Following the 2016 ECF Consortium annual meeting in May 2016, participants in the project drafted short blog posts about different aspects of their work related to East Coast fever (ECF) vaccine development. This post was contributed by James Nyagwange (ILRI).
The current ECF vaccine is based on the infection of the host with live sporozoites (the infective life cycle stage) and subsequent treatment with long acting oxytetracyclin (antibiotic).
Although this infection and treatment method (ITM) confers protective immunity, it has disadvantages in that it requires a liquid nitrogen cold chain for delivery and oxytetracycline (antibiotic) co-treatment making it expensive. In addition, production of the vaccine from infected ticks is laborious, and animals vaccinated by the ITM protocol remain life-long carries of the parasite. Therefore, development of an effective, affordable vaccine with minimal risks is necessary.

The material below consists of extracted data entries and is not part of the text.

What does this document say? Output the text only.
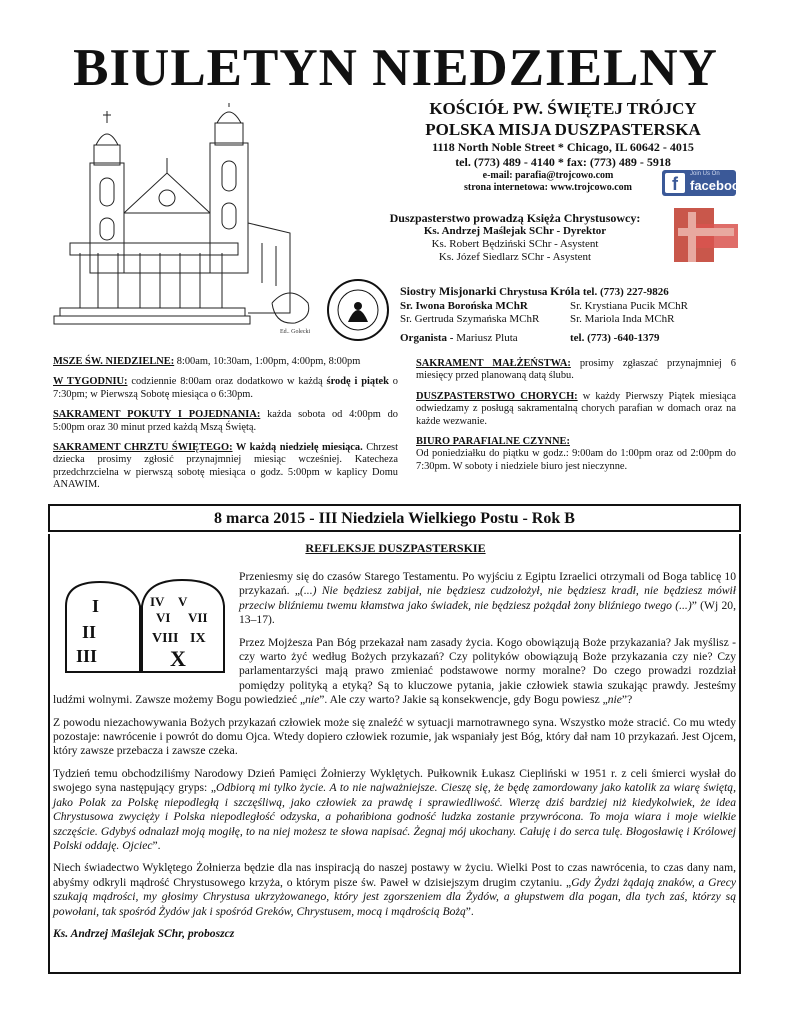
BIULETYN NIEDZIELNY
Ed.. Golecki
KOŚCIÓŁ PW. ŚWIĘTEJ TRÓJCY
POLSKA MISJA DUSZPASTERSKA
1118 North Noble Street * Chicago, IL 60642 - 4015
tel. (773) 489 - 4140 * fax: (773) 489 - 5918
e-mail: parafia@trojcowo.com
strona internetowa: www.trojcowo.com	f	Join Us On
facebook
Duszpasterstwo prowadzą Księża Chrystusowcy:
Ks. Andrzej Maślejak SChr - Dyrektor
Ks. Robert Będziński SChr - Asystent
Ks. Józef Siedlarz SChr - Asystent
Siostry Misjonarki Chrystusa Króla tel. (773) 227-9826
Sr. Iwona Borońska MChR	Sr. Krystiana Pucik MChR
Sr. Gertruda Szymańska MChR	Sr. Mariola Inda MChR
Organista - Mariusz Pluta	tel. (773) -640-1379

MSZE ŚW. NIEDZIELNE: 8:00am, 10:30am, 1:00pm, 4:00pm, 8:00pm

W TYGODNIU: codziennie 8:00am oraz dodatkowo w każdą środę i piątek o 7:30pm; w Pierwszą Sobotę miesiąca o 6:30pm.

SAKRAMENT POKUTY I POJEDNANIA: każda sobota od 4:00pm do 5:00pm oraz 30 minut przed każdą Mszą Świętą.

SAKRAMENT CHRZTU ŚWIĘTEGO: W każdą niedzielę miesiąca. Chrzest dziecka prosimy zgłosić przynajmniej miesiąc wcześniej. Katecheza przedchrzcielna w pierwszą sobotę miesiąca o godz. 5:00pm w kaplicy Domu ANAWIM.

SAKRAMENT MAŁŻEŃSTWA: prosimy zgłaszać przynajmniej 6 miesięcy przed planowaną datą ślubu.

DUSZPASTERSTWO CHORYCH: w każdy Pierwszy Piątek miesiąca odwiedzamy z posługą sakramentalną chorych parafian w domach oraz na każde wezwanie.

BIURO PARAFIALNE CZYNNE:
Od poniedziałku do piątku w godz.: 9:00am do 1:00pm oraz od 2:00pm do 7:30pm. W soboty i niedziele biuro jest nieczynne.

8 marca 2015 - III Niedziela Wielkiego Postu - Rok B
REFLEKSJE DUSZPASTERSKIE
I
II
III
IV V
VI VII
VIII IX
X

Przeniesmy się do czasów Starego Testamentu. Po wyjściu z Egiptu Izraelici otrzymali od Boga tablicę 10 przykazań. „(...) Nie będziesz zabijał, nie będziesz cudzołożył, nie będziesz kradł, nie będziesz mówił przeciw bliźniemu twemu kłamstwa jako świadek, nie będziesz pożądał żony bliźniego twego (...)” (Wj 20, 13–17).

Przez Mojżesza Pan Bóg przekazał nam zasady życia. Kogo obowiązują Boże przykazania? Jak myślisz - czy warto żyć według Bożych przykazań? Czy polityków obowiązują Boże przykazania czy nie? Czy parlamentarzyści mają prawo zmieniać podstawowe normy moralne? Do czego prowadzi rozdział pomiędzy polityką a etyką? Są to kluczowe pytania, jakie człowiek stawia szukając prawdy. Jesteśmy ludźmi wolnymi. Zawsze możemy Bogu powiedzieć „nie”. Ale czy warto? Jakie są konsekwencje, gdy Bogu powiesz „nie”?

Z powodu niezachowywania Bożych przykazań człowiek może się znaleźć w sytuacji marnotrawnego syna. Wszystko może stracić. Co mu wtedy pozostaje: nawrócenie i powrót do domu Ojca. Wtedy dopiero człowiek rozumie, jak wspaniały jest Bóg, który dał nam 10 przykazań. Jest Ojcem, który zawsze przebacza i zawsze czeka.

Tydzień temu obchodziliśmy Narodowy Dzień Pamięci Żołnierzy Wyklętych. Pułkownik Łukasz Ciepliński w 1951 r. z celi śmierci wysłał do swojego syna następujący gryps: „Odbiorą mi tylko życie. A to nie najważniejsze. Cieszę się, że będę zamordowany jako katolik za wiarę świętą, jako Polak za Polskę niepodległą i szczęśliwą, jako człowiek za prawdę i sprawiedliwość. Wierzę dziś bardziej niż kiedykolwiek, że idea Chrystusowa zwycięży i Polska niepodległość odzyska, a pohańbiona godność ludzka zostanie przywrócona. To moja wiara i moje wielkie szczęście. Gdybyś odnalazł moją mogiłę, to na niej możesz te słowa napisać. Żegnaj mój ukochany. Całuję i do serca tulę. Błogosławię i Królowej Polski oddaję. Ojciec”.

Niech świadectwo Wyklętego Żołnierza będzie dla nas inspiracją do naszej postawy w życiu. Wielki Post to czas nawrócenia, to czas dany nam, abyśmy odkryli mądrość Chrystusowego krzyża, o którym pisze św. Paweł w dzisiejszym drugim czytaniu. „Gdy Żydzi żądają znaków, a Grecy szukają mądrości, my głosimy Chrystusa ukrzyżowanego, który jest zgorszeniem dla Żydów, a głupstwem dla pogan, dla tych zaś, którzy są powołani, tak spośród Żydów jak i spośród Greków, Chrystusem, mocą i mądrością Bożą”.

Ks. Andrzej Maślejak SChr, proboszcz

The partial success of subunit vaccine candidates based on sporozoite proteins give rise to the belief that sporozoite surface antigens might constitute neutralizing vaccine candidates. This milestone together with the protective immunity of whole sporozoite infection and treatment vaccination can be further built upon in order to ultimately achieve protection against ECF infection with a multivalent subunit vaccine. To aid this, a thorough assessment of the T. parva sporozoite protein composition is required so that the best candidates are identified and evaluated.
We have employed mass spectrometry to characterize the sporozoite proteins. This data provides an excellent base line on proteins expressed in T. parva sporozoites. Where as in the past researchers were dependent on predicted proteins while selecting candidate vaccine antigens, now they can be confident of expressed proteins in the sporozoites and novel antigens can now be revealed.